Something else struck him suddenly. He swallowed the lump in his throat and asked, his voice shaky, "When is my real birthday? Did they tell you?" It had always seemed disgraceful to him that he didn't even know the date of his own birth. He'd covered it up, but not knowing had always hurt. A person's birthday was such a personal thing, and it was something most folks didn't even have to think about. Not Julian Kittrick, who until this moment had believed he'd been abandoned on the streets of New York by the two people who should have done their best to see to his welfare. He couldn't quite comprehend the fullness of Danilo's revelation.

He had to swallow again when Danilo gave him a considering look that lasted much too long for Julian's peace of mind. After several moments the ghost said, "I'll ask them about your birthday."

It was all Julian could do to get out the one word. "Thanks."

"And their names were Emmett and Kathleen Kittrick."

Julian nodded numbly. The only thing he'd remembered about his birth family during his entire thirty-two years on earth were his first and last names. Sometimes he'd doubted even that, but had clung to it doggedly as the only relic left to him by his parents. He wondered if they'd given him a middle name, but his heart was too heavy to ask.

"Can't Mr. Kittrick's parents appear to him?"

Julian had forgotten all about Susanna, which surprised him when he pondered it later. She'd been all he could think about for days. Her voice, which was gentle and thick with emotion, caught him off guard, though, and he jerked toward her. She'd been wiping her eyes with her hankie, but stuffed it into her skirt pocket when Julian turned.

"Appearing to living people isn't as easy as I've made it out to be," Danilo informed them as if he were lecturing a class. "The circumstances have to be perfect."

"They do?" Susanna sniffed loudly and looked embarrassed when she had to whip out her hankie again to wipe her nose.

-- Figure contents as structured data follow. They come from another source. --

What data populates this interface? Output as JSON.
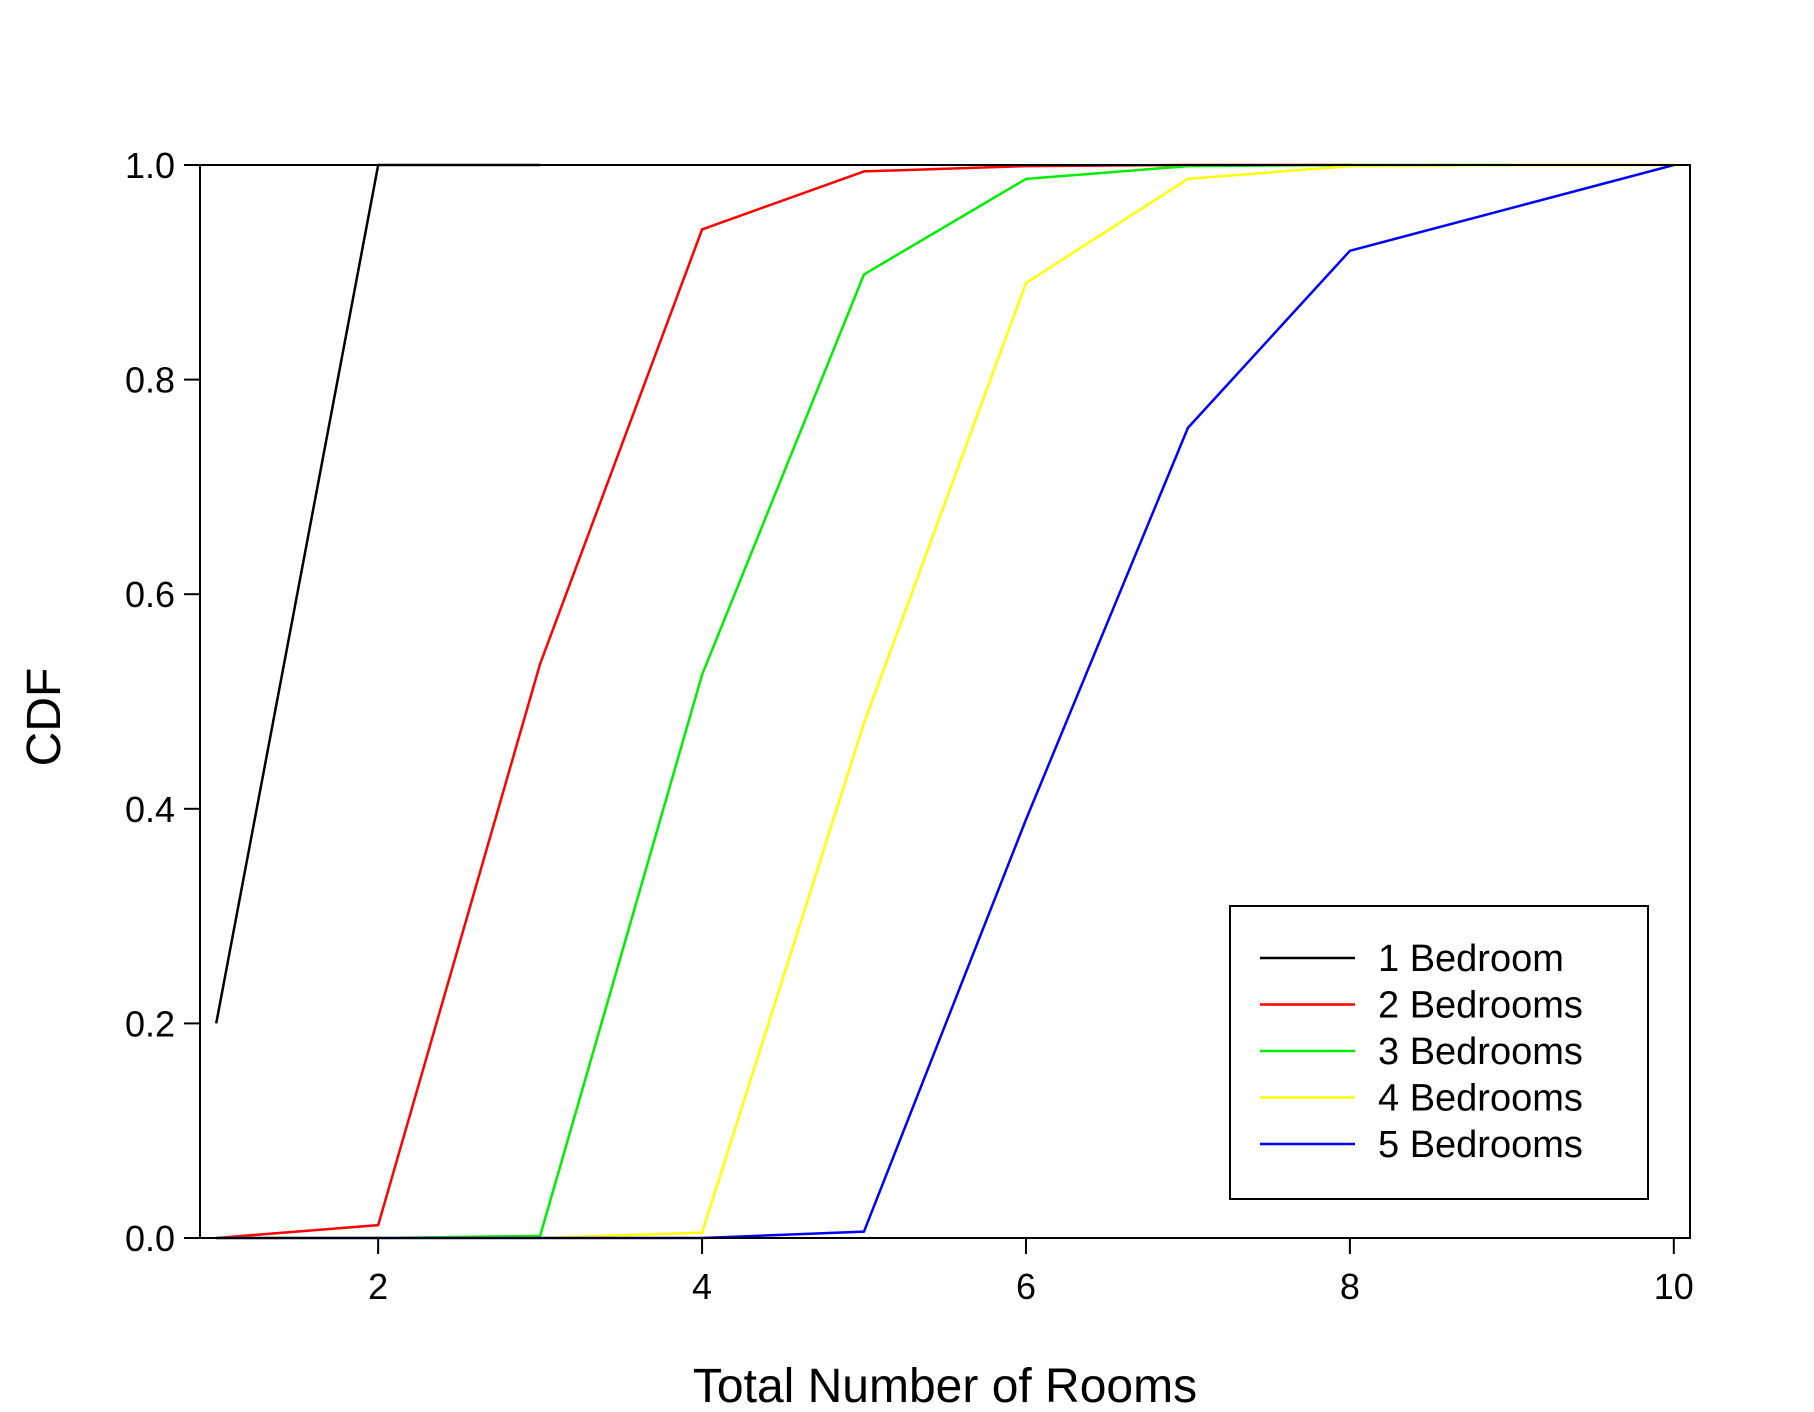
{
  "chart_data": {
    "type": "line",
    "title": "",
    "xlabel": "Total Number of Rooms",
    "ylabel": "CDF",
    "xlim": [
      0.9,
      10.1
    ],
    "ylim": [
      0,
      1
    ],
    "xticks": [
      2,
      4,
      6,
      8,
      10
    ],
    "yticks": [
      0.0,
      0.2,
      0.4,
      0.6,
      0.8,
      1.0
    ],
    "xtick_labels": [
      "2",
      "4",
      "6",
      "8",
      "10"
    ],
    "ytick_labels": [
      "0.0",
      "0.2",
      "0.4",
      "0.6",
      "0.8",
      "1.0"
    ],
    "grid": false,
    "legend_position": "bottom-right",
    "series": [
      {
        "name": "1 Bedroom",
        "color": "#000000",
        "x": [
          1,
          2,
          3
        ],
        "y": [
          0.2,
          1.0,
          1.0
        ]
      },
      {
        "name": "2 Bedrooms",
        "color": "#ff0000",
        "x": [
          1,
          2,
          3,
          4,
          5,
          6,
          7,
          8
        ],
        "y": [
          0.0,
          0.012,
          0.535,
          0.94,
          0.994,
          0.999,
          1.0,
          1.0
        ]
      },
      {
        "name": "3 Bedrooms",
        "color": "#00ee00",
        "x": [
          1,
          2,
          3,
          4,
          5,
          6,
          7,
          8,
          9
        ],
        "y": [
          0.0,
          0.0,
          0.002,
          0.525,
          0.898,
          0.987,
          0.999,
          1.0,
          1.0
        ]
      },
      {
        "name": "4 Bedrooms",
        "color": "#ffff00",
        "x": [
          1,
          2,
          3,
          4,
          5,
          6,
          7,
          8,
          9,
          10
        ],
        "y": [
          0.0,
          0.0,
          0.0,
          0.005,
          0.48,
          0.89,
          0.987,
          0.999,
          1.0,
          1.0
        ]
      },
      {
        "name": "5 Bedrooms",
        "color": "#0000ff",
        "x": [
          1,
          2,
          3,
          4,
          5,
          6,
          7,
          8,
          9,
          10
        ],
        "y": [
          0.0,
          0.0,
          0.0,
          0.0,
          0.006,
          0.39,
          0.755,
          0.92,
          0.96,
          1.0
        ]
      }
    ]
  }
}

"What constitutes perfect circumstances?" Julian was glad to get off the topic of his own abysmal infancy for a moment, even though he was fairly bursting to learn more about it.

"For one thing, if a person dies with all or most of his personal life's problems in order, he seldom takes to haunting."

"Why not?" Julian noticed that Susanna didn't thrust her handkerchief back into her pocket, but clung to it, evidently fearing she might still need it. He hoped she was wrong.

"If a person has no unresolved issues on this mortal coil, why should he want to stick around down here? Believe me, the afterlife affords more beauty and peace than this rotten place." Danilo glanced around with a look of disgust on his transparent face.

Julian had to clear his throat before his voice would work. "And my parents didn't have unresolved issues down here?" He wanted to ask what he was if not an unresolved issue, but it hurt too much and he didn't.